On the social level, peer influence may be a particularly salient motivator for PrEP use. Knowing someone who had taken PrEP was a strong correlate of both interest in and use of PrEP among YAEH. According to social norms theory, individuals often overestimate the number of their peers who engage in “risk” behaviors and underestimate the number of their peers who engage in “protective” behaviors [42]. These misperceptions may cause individuals to act in a way that is consistent with the misperceived social norm [42]. In the example of engaging in a health behavior like PrEP, YAEH may be less likely to take PrEP if they do not believe anyone in their peer group is taking it. PrEP-related stigma has also been reported as a significant barrier to PrEP use among YAEH [23, 43]. Knowing someone who has taken or is currently taking PrEP may be an indication that PrEP use has been normalized among members one’s peer group. Peers or other members of their social network may serve as role models providing examples of who should take PrEP and why it is important. Future work to increase uptake of PrEP among YAEH should focus on reducing misperceptions about PrEP use and PrEP-related stigma within the social networks of YAEH by encouraging open discussions about PrEP use with their peers. A promising social network-based PrEP interventions could be adapted for use among YAEH [44,45,46,47].

Finally, on a structural level, it seems key that information about PrEP and linkage to PrEP programs take place in the context of HIV and STI counseling and health service programs. Our results indicate that YAEH who recently received these services appear to be particularly interested in PrEP and are likely to be good candidates for PrEP use. Offering long-acting injectable PrEP at the same time YAEH are receiving other HIV/STI health services may be a particularly useful way of capitalizing on their interest in PrEP. While offering PrEP or information about PrEP to YAEH in sexual health service setting may seem intuitive, many providers hesitate to offer PrEP to youth under 18 because of their perceptions of potential ethical and legal issues when prescribing PrEP to a minor [31].

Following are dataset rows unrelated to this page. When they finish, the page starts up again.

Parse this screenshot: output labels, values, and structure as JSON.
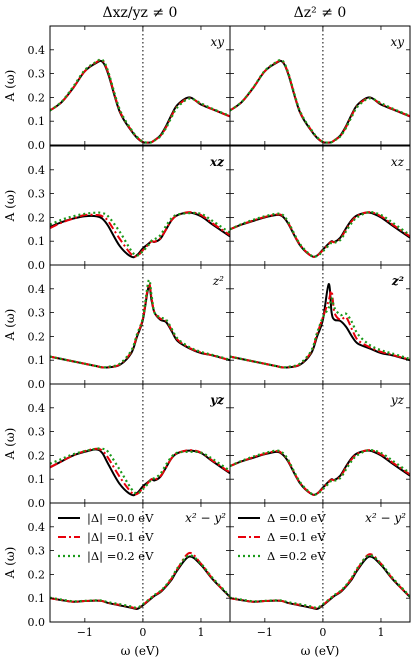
{
  "chart_data": {
    "type": "line",
    "layout": "2 columns x 5 rows of line plots",
    "column_titles": [
      "Δxz/yz ≠ 0",
      "Δz² ≠ 0"
    ],
    "xlabel": "ω (eV)",
    "ylabel": "A (ω)",
    "xlim": [
      -1.6,
      1.5
    ],
    "xticks": [
      -1,
      0,
      1
    ],
    "xtick_labels": [
      "−1",
      "0",
      "1"
    ],
    "ylim": [
      0,
      0.5
    ],
    "yticks": [
      0.0,
      0.1,
      0.2,
      0.3,
      0.4
    ],
    "ytick_labels": [
      "0.0",
      "0.1",
      "0.2",
      "0.3",
      "0.4"
    ],
    "vertical_dotted_line_x": 0,
    "rows": [
      {
        "orbital": "xy"
      },
      {
        "orbital": "xz"
      },
      {
        "orbital": "z2"
      },
      {
        "orbital": "yz"
      },
      {
        "orbital": "x2-y2"
      }
    ],
    "orbital_labels": {
      "left": [
        "xy",
        "xz",
        "z²",
        "yz",
        "x² − y²"
      ],
      "right": [
        "xy",
        "xz",
        "z²",
        "yz",
        "x² − y²"
      ],
      "left_bold": [
        false,
        true,
        false,
        true,
        false
      ],
      "right_bold": [
        false,
        false,
        true,
        false,
        false
      ]
    },
    "legends": {
      "left": [
        "|Δ| =0.0 eV",
        "|Δ| =0.1 eV",
        "|Δ| =0.2 eV"
      ],
      "right": [
        "Δ =0.0 eV",
        "Δ =0.1 eV",
        "Δ =0.2 eV"
      ],
      "location": "top, bottom row panels"
    },
    "series_styles": [
      {
        "color": "#000000",
        "dash": "solid"
      },
      {
        "color": "#e8000b",
        "dash": "dashdot"
      },
      {
        "color": "#1a9a1a",
        "dash": "dotted"
      }
    ],
    "x": [
      -1.6,
      -1.4,
      -1.2,
      -1.0,
      -0.8,
      -0.7,
      -0.6,
      -0.4,
      -0.2,
      -0.1,
      0.0,
      0.1,
      0.15,
      0.2,
      0.3,
      0.4,
      0.5,
      0.6,
      0.8,
      1.0,
      1.2,
      1.5
    ],
    "panels": [
      {
        "row": 0,
        "column": 0,
        "series": [
          {
            "values": [
              0.145,
              0.18,
              0.24,
              0.31,
              0.345,
              0.35,
              0.3,
              0.14,
              0.06,
              0.03,
              0.012,
              0.01,
              0.012,
              0.02,
              0.04,
              0.08,
              0.13,
              0.17,
              0.2,
              0.17,
              0.15,
              0.12
            ]
          },
          {
            "values": [
              0.145,
              0.18,
              0.24,
              0.31,
              0.348,
              0.355,
              0.305,
              0.145,
              0.062,
              0.032,
              0.013,
              0.01,
              0.012,
              0.02,
              0.038,
              0.075,
              0.125,
              0.165,
              0.197,
              0.172,
              0.15,
              0.12
            ]
          },
          {
            "values": [
              0.145,
              0.182,
              0.245,
              0.315,
              0.35,
              0.358,
              0.31,
              0.15,
              0.065,
              0.034,
              0.014,
              0.01,
              0.012,
              0.019,
              0.036,
              0.072,
              0.12,
              0.16,
              0.195,
              0.175,
              0.152,
              0.122
            ]
          }
        ]
      },
      {
        "row": 0,
        "column": 1,
        "series": [
          {
            "values": [
              0.145,
              0.18,
              0.24,
              0.31,
              0.345,
              0.35,
              0.3,
              0.14,
              0.06,
              0.03,
              0.012,
              0.01,
              0.012,
              0.02,
              0.04,
              0.08,
              0.13,
              0.17,
              0.2,
              0.17,
              0.15,
              0.12
            ]
          },
          {
            "values": [
              0.145,
              0.18,
              0.24,
              0.31,
              0.347,
              0.352,
              0.303,
              0.143,
              0.062,
              0.031,
              0.013,
              0.01,
              0.012,
              0.02,
              0.038,
              0.076,
              0.126,
              0.166,
              0.198,
              0.173,
              0.151,
              0.121
            ]
          },
          {
            "values": [
              0.145,
              0.181,
              0.242,
              0.312,
              0.349,
              0.355,
              0.306,
              0.146,
              0.064,
              0.033,
              0.014,
              0.01,
              0.012,
              0.019,
              0.036,
              0.073,
              0.121,
              0.162,
              0.196,
              0.176,
              0.153,
              0.122
            ]
          }
        ]
      },
      {
        "row": 1,
        "column": 0,
        "series": [
          {
            "values": [
              0.16,
              0.18,
              0.195,
              0.205,
              0.205,
              0.195,
              0.165,
              0.08,
              0.035,
              0.042,
              0.07,
              0.09,
              0.1,
              0.097,
              0.11,
              0.15,
              0.19,
              0.21,
              0.22,
              0.205,
              0.17,
              0.12
            ]
          },
          {
            "values": [
              0.155,
              0.178,
              0.195,
              0.21,
              0.21,
              0.205,
              0.185,
              0.11,
              0.045,
              0.038,
              0.062,
              0.088,
              0.1,
              0.098,
              0.112,
              0.15,
              0.19,
              0.21,
              0.222,
              0.21,
              0.175,
              0.125
            ]
          },
          {
            "values": [
              0.17,
              0.19,
              0.205,
              0.215,
              0.22,
              0.218,
              0.205,
              0.14,
              0.06,
              0.04,
              0.058,
              0.085,
              0.102,
              0.108,
              0.125,
              0.165,
              0.198,
              0.212,
              0.218,
              0.215,
              0.185,
              0.135
            ]
          }
        ]
      },
      {
        "row": 1,
        "column": 1,
        "series": [
          {
            "values": [
              0.15,
              0.17,
              0.185,
              0.2,
              0.21,
              0.205,
              0.175,
              0.085,
              0.038,
              0.04,
              0.065,
              0.09,
              0.1,
              0.097,
              0.115,
              0.155,
              0.19,
              0.21,
              0.22,
              0.2,
              0.165,
              0.115
            ]
          },
          {
            "values": [
              0.15,
              0.17,
              0.187,
              0.202,
              0.212,
              0.208,
              0.178,
              0.087,
              0.038,
              0.04,
              0.062,
              0.088,
              0.098,
              0.096,
              0.11,
              0.15,
              0.185,
              0.208,
              0.222,
              0.205,
              0.17,
              0.12
            ]
          },
          {
            "values": [
              0.15,
              0.172,
              0.19,
              0.205,
              0.215,
              0.212,
              0.182,
              0.09,
              0.04,
              0.038,
              0.058,
              0.082,
              0.094,
              0.094,
              0.105,
              0.142,
              0.178,
              0.202,
              0.222,
              0.21,
              0.178,
              0.125
            ]
          }
        ]
      },
      {
        "row": 2,
        "column": 0,
        "series": [
          {
            "values": [
              0.115,
              0.105,
              0.095,
              0.085,
              0.075,
              0.07,
              0.07,
              0.08,
              0.13,
              0.2,
              0.27,
              0.41,
              0.35,
              0.3,
              0.27,
              0.26,
              0.22,
              0.18,
              0.15,
              0.13,
              0.12,
              0.1
            ]
          },
          {
            "values": [
              0.115,
              0.105,
              0.095,
              0.085,
              0.075,
              0.07,
              0.07,
              0.082,
              0.135,
              0.205,
              0.275,
              0.42,
              0.36,
              0.3,
              0.275,
              0.265,
              0.225,
              0.185,
              0.152,
              0.132,
              0.12,
              0.1
            ]
          },
          {
            "values": [
              0.115,
              0.105,
              0.095,
              0.085,
              0.075,
              0.07,
              0.072,
              0.085,
              0.14,
              0.21,
              0.28,
              0.435,
              0.37,
              0.3,
              0.28,
              0.27,
              0.23,
              0.19,
              0.155,
              0.135,
              0.122,
              0.102
            ]
          }
        ]
      },
      {
        "row": 2,
        "column": 1,
        "series": [
          {
            "values": [
              0.115,
              0.105,
              0.095,
              0.085,
              0.075,
              0.07,
              0.07,
              0.08,
              0.13,
              0.2,
              0.27,
              0.42,
              0.3,
              0.27,
              0.265,
              0.24,
              0.2,
              0.17,
              0.15,
              0.13,
              0.12,
              0.1
            ]
          },
          {
            "values": [
              0.115,
              0.105,
              0.095,
              0.085,
              0.075,
              0.07,
              0.07,
              0.082,
              0.135,
              0.21,
              0.28,
              0.35,
              0.39,
              0.3,
              0.27,
              0.28,
              0.23,
              0.185,
              0.155,
              0.135,
              0.122,
              0.102
            ]
          },
          {
            "values": [
              0.115,
              0.105,
              0.095,
              0.085,
              0.075,
              0.07,
              0.072,
              0.085,
              0.14,
              0.215,
              0.28,
              0.32,
              0.36,
              0.32,
              0.29,
              0.295,
              0.26,
              0.21,
              0.165,
              0.142,
              0.128,
              0.105
            ]
          }
        ]
      },
      {
        "row": 3,
        "column": 0,
        "series": [
          {
            "values": [
              0.15,
              0.175,
              0.2,
              0.215,
              0.225,
              0.21,
              0.165,
              0.08,
              0.035,
              0.042,
              0.07,
              0.09,
              0.1,
              0.095,
              0.11,
              0.15,
              0.19,
              0.21,
              0.22,
              0.21,
              0.175,
              0.125
            ]
          },
          {
            "values": [
              0.15,
              0.175,
              0.2,
              0.218,
              0.228,
              0.22,
              0.19,
              0.11,
              0.045,
              0.038,
              0.062,
              0.088,
              0.1,
              0.098,
              0.112,
              0.15,
              0.19,
              0.21,
              0.222,
              0.212,
              0.178,
              0.128
            ]
          },
          {
            "values": [
              0.165,
              0.185,
              0.205,
              0.218,
              0.228,
              0.228,
              0.215,
              0.14,
              0.06,
              0.04,
              0.058,
              0.085,
              0.1,
              0.105,
              0.122,
              0.162,
              0.196,
              0.212,
              0.215,
              0.212,
              0.185,
              0.135
            ]
          }
        ]
      },
      {
        "row": 3,
        "column": 1,
        "series": [
          {
            "values": [
              0.155,
              0.175,
              0.19,
              0.205,
              0.215,
              0.205,
              0.175,
              0.085,
              0.038,
              0.04,
              0.065,
              0.09,
              0.1,
              0.097,
              0.115,
              0.155,
              0.19,
              0.21,
              0.22,
              0.2,
              0.165,
              0.115
            ]
          },
          {
            "values": [
              0.155,
              0.175,
              0.192,
              0.207,
              0.218,
              0.208,
              0.178,
              0.087,
              0.038,
              0.04,
              0.062,
              0.088,
              0.098,
              0.096,
              0.11,
              0.15,
              0.185,
              0.208,
              0.222,
              0.205,
              0.17,
              0.12
            ]
          },
          {
            "values": [
              0.155,
              0.177,
              0.195,
              0.21,
              0.22,
              0.212,
              0.182,
              0.09,
              0.04,
              0.038,
              0.058,
              0.082,
              0.094,
              0.094,
              0.105,
              0.142,
              0.178,
              0.202,
              0.222,
              0.21,
              0.178,
              0.125
            ]
          }
        ]
      },
      {
        "row": 4,
        "column": 0,
        "series": [
          {
            "values": [
              0.1,
              0.092,
              0.085,
              0.088,
              0.09,
              0.088,
              0.08,
              0.07,
              0.06,
              0.055,
              0.07,
              0.09,
              0.1,
              0.11,
              0.125,
              0.15,
              0.18,
              0.22,
              0.275,
              0.24,
              0.18,
              0.105
            ]
          },
          {
            "values": [
              0.1,
              0.092,
              0.085,
              0.088,
              0.09,
              0.088,
              0.08,
              0.072,
              0.062,
              0.058,
              0.072,
              0.092,
              0.102,
              0.112,
              0.128,
              0.152,
              0.185,
              0.225,
              0.29,
              0.245,
              0.182,
              0.105
            ]
          },
          {
            "values": [
              0.102,
              0.094,
              0.087,
              0.089,
              0.091,
              0.09,
              0.083,
              0.075,
              0.065,
              0.06,
              0.075,
              0.094,
              0.104,
              0.114,
              0.13,
              0.155,
              0.188,
              0.228,
              0.28,
              0.245,
              0.185,
              0.108
            ]
          }
        ]
      },
      {
        "row": 4,
        "column": 1,
        "series": [
          {
            "values": [
              0.1,
              0.092,
              0.085,
              0.088,
              0.09,
              0.088,
              0.08,
              0.07,
              0.06,
              0.055,
              0.07,
              0.09,
              0.1,
              0.11,
              0.125,
              0.15,
              0.18,
              0.22,
              0.275,
              0.24,
              0.18,
              0.105
            ]
          },
          {
            "values": [
              0.1,
              0.092,
              0.085,
              0.088,
              0.09,
              0.088,
              0.08,
              0.072,
              0.062,
              0.058,
              0.072,
              0.092,
              0.102,
              0.112,
              0.128,
              0.152,
              0.185,
              0.225,
              0.285,
              0.245,
              0.182,
              0.105
            ]
          },
          {
            "values": [
              0.102,
              0.094,
              0.087,
              0.089,
              0.091,
              0.09,
              0.083,
              0.075,
              0.065,
              0.06,
              0.075,
              0.094,
              0.104,
              0.114,
              0.13,
              0.155,
              0.188,
              0.228,
              0.28,
              0.245,
              0.185,
              0.108
            ]
          }
        ]
      }
    ]
  }
}
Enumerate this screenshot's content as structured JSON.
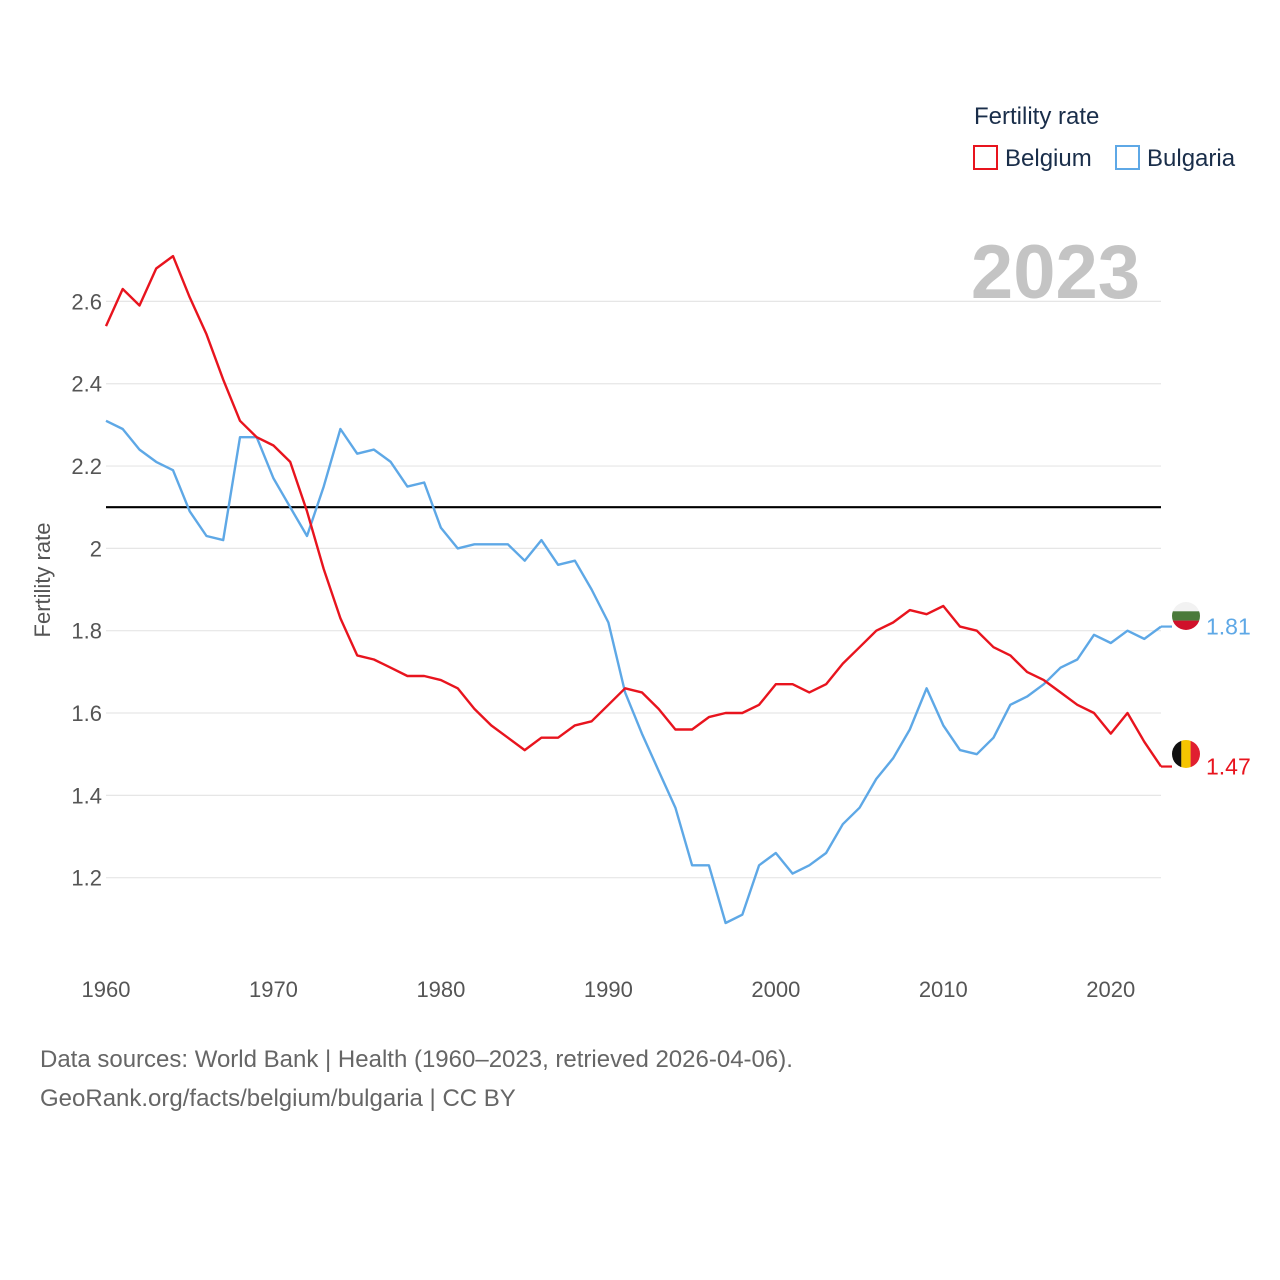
{
  "chart_data": {
    "type": "line",
    "title": "",
    "xlabel": "",
    "ylabel": "Fertility rate",
    "legend_title": "Fertility rate",
    "legend_position": "top-right",
    "year_stamp": "2023",
    "x": [
      1960,
      1961,
      1962,
      1963,
      1964,
      1965,
      1966,
      1967,
      1968,
      1969,
      1970,
      1971,
      1972,
      1973,
      1974,
      1975,
      1976,
      1977,
      1978,
      1979,
      1980,
      1981,
      1982,
      1983,
      1984,
      1985,
      1986,
      1987,
      1988,
      1989,
      1990,
      1991,
      1992,
      1993,
      1994,
      1995,
      1996,
      1997,
      1998,
      1999,
      2000,
      2001,
      2002,
      2003,
      2004,
      2005,
      2006,
      2007,
      2008,
      2009,
      2010,
      2011,
      2012,
      2013,
      2014,
      2015,
      2016,
      2017,
      2018,
      2019,
      2020,
      2021,
      2022,
      2023
    ],
    "xlim": [
      1960,
      2023
    ],
    "ylim": [
      1.0,
      2.72
    ],
    "x_ticks": [
      1960,
      1970,
      1980,
      1990,
      2000,
      2010,
      2020
    ],
    "y_ticks": [
      1.2,
      1.4,
      1.6,
      1.8,
      2.0,
      2.2,
      2.4,
      2.6
    ],
    "y_tick_labels": [
      "1.2",
      "1.4",
      "1.6",
      "1.8",
      "2",
      "2.2",
      "2.4",
      "2.6"
    ],
    "reference_line": 2.1,
    "series": [
      {
        "name": "Belgium",
        "color": "#e8141e",
        "end_label": "1.47",
        "flag": "belgium",
        "values": [
          2.54,
          2.63,
          2.59,
          2.68,
          2.71,
          2.61,
          2.52,
          2.41,
          2.31,
          2.27,
          2.25,
          2.21,
          2.09,
          1.95,
          1.83,
          1.74,
          1.73,
          1.71,
          1.69,
          1.69,
          1.68,
          1.66,
          1.61,
          1.57,
          1.54,
          1.51,
          1.54,
          1.54,
          1.57,
          1.58,
          1.62,
          1.66,
          1.65,
          1.61,
          1.56,
          1.56,
          1.59,
          1.6,
          1.6,
          1.62,
          1.67,
          1.67,
          1.65,
          1.67,
          1.72,
          1.76,
          1.8,
          1.82,
          1.85,
          1.84,
          1.86,
          1.81,
          1.8,
          1.76,
          1.74,
          1.7,
          1.68,
          1.65,
          1.62,
          1.6,
          1.55,
          1.6,
          1.53,
          1.47
        ]
      },
      {
        "name": "Bulgaria",
        "color": "#5ea8e6",
        "end_label": "1.81",
        "flag": "bulgaria",
        "values": [
          2.31,
          2.29,
          2.24,
          2.21,
          2.19,
          2.09,
          2.03,
          2.02,
          2.27,
          2.27,
          2.17,
          2.1,
          2.03,
          2.15,
          2.29,
          2.23,
          2.24,
          2.21,
          2.15,
          2.16,
          2.05,
          2.0,
          2.01,
          2.01,
          2.01,
          1.97,
          2.02,
          1.96,
          1.97,
          1.9,
          1.82,
          1.65,
          1.55,
          1.46,
          1.37,
          1.23,
          1.23,
          1.09,
          1.11,
          1.23,
          1.26,
          1.21,
          1.23,
          1.26,
          1.33,
          1.37,
          1.44,
          1.49,
          1.56,
          1.66,
          1.57,
          1.51,
          1.5,
          1.54,
          1.62,
          1.64,
          1.67,
          1.71,
          1.73,
          1.79,
          1.77,
          1.8,
          1.78,
          1.81
        ]
      }
    ]
  },
  "footer": {
    "line1": "Data sources: World Bank | Health (1960–2023, retrieved 2026-04-06).",
    "line2": "GeoRank.org/facts/belgium/bulgaria | CC BY"
  }
}
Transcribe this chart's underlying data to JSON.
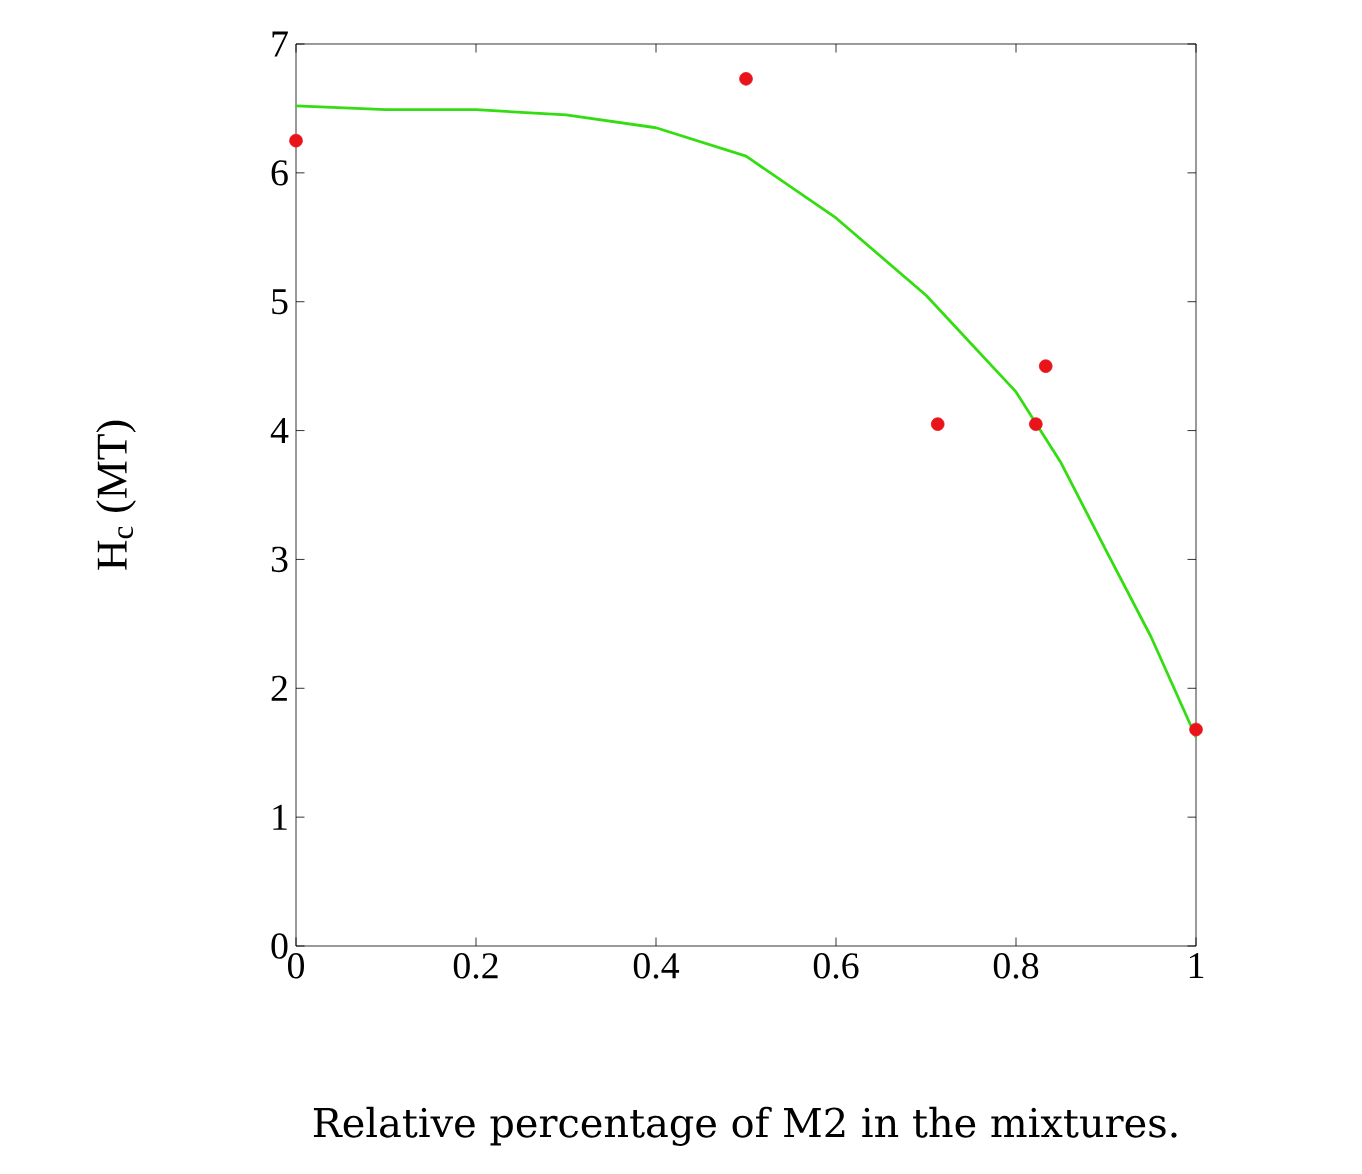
{
  "chart_data": {
    "type": "scatter",
    "xlabel": "Relative percentage of M2 in the mixtures.",
    "ylabel": "H$_{c}$ (MT)",
    "xlim": [
      0,
      1
    ],
    "ylim": [
      0,
      7
    ],
    "xticks": [
      0,
      0.2,
      0.4,
      0.6,
      0.8,
      1
    ],
    "yticks": [
      0,
      1,
      2,
      3,
      4,
      5,
      6,
      7
    ],
    "grid": false,
    "series": [
      {
        "color": "#e8141a",
        "marker": "circle",
        "x": [
          0,
          0.5,
          0.713,
          0.822,
          0.833,
          1
        ],
        "values": [
          6.25,
          6.73,
          4.05,
          4.05,
          4.5,
          1.68
        ]
      },
      {
        "type": "line",
        "color": "#33dd11",
        "marker": "none",
        "line_style": "solid",
        "x": [
          0,
          0.1,
          0.2,
          0.3,
          0.4,
          0.5,
          0.6,
          0.7,
          0.8,
          0.85,
          0.9,
          0.95,
          1
        ],
        "values": [
          6.52,
          6.49,
          6.49,
          6.45,
          6.35,
          6.13,
          5.65,
          5.05,
          4.3,
          3.75,
          3.07,
          2.4,
          1.62
        ]
      }
    ]
  }
}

This study was not without limitations. For example, the study was limited to young adults recruited from the Los Angeles area. PrEP information and medication is possibly more accessible to YAEH in the Los Angeles metropolitan area than in some other areas of the country due to state-funded PrEP coverage programs and multiple ongoing interventions focused on increasing knowledge and access to PrEP among youth in the Los Angeles area. As a result, results from this study may not generalize to YAEH in other areas of the country. This study was also limited to self-report data and, as such, we are unable to confirm whether those who reported PrEP use were indeed taking PrEP. Finally, as PrEP was not the original focus of the study, we are limited in the number and type of PrEP-related questions assessed. Future work should extend PrEP questions to focus on how and why participants may be interested or not interested in using PrEP and on preferences for PrEP formulation (e.g. long-acting, daily pills) and delivery (e.g., nurse administered in drop-in centers, pharmacist delivered in community pharmacies).

This study extends prior work suggesting that YAEH have a general interest in taking PrEP once they are aware of it, [23, 25] by finding that YAEH who identify as sexual and/or gender minority, know someone who had used PrEP, or recently accessed sexual health services are more likely to have used and/or report interest in using PrEP. Those who reported more episodes of heavy drinking were less likely to report having used PrEP. Our study suggests that interventions focused on increasing information and uptake of PrEP may be well received in drop-in centers offering mental and sexual health care services to YAEH. Finally, leveraging peer groups of YAEH and fostering positive social norms around PrEP use are likely to help further reduce PrEP-related stigma and create a sense of normality around taking PrEP. Given the relatively high risk for HIV among YAEH, the high efficacy of PrEP, and the recent approval of a long-acting injectable formulation, efforts must focus on increasing access and uptake of PrEP among YAEH to end the United States HIV epidemic.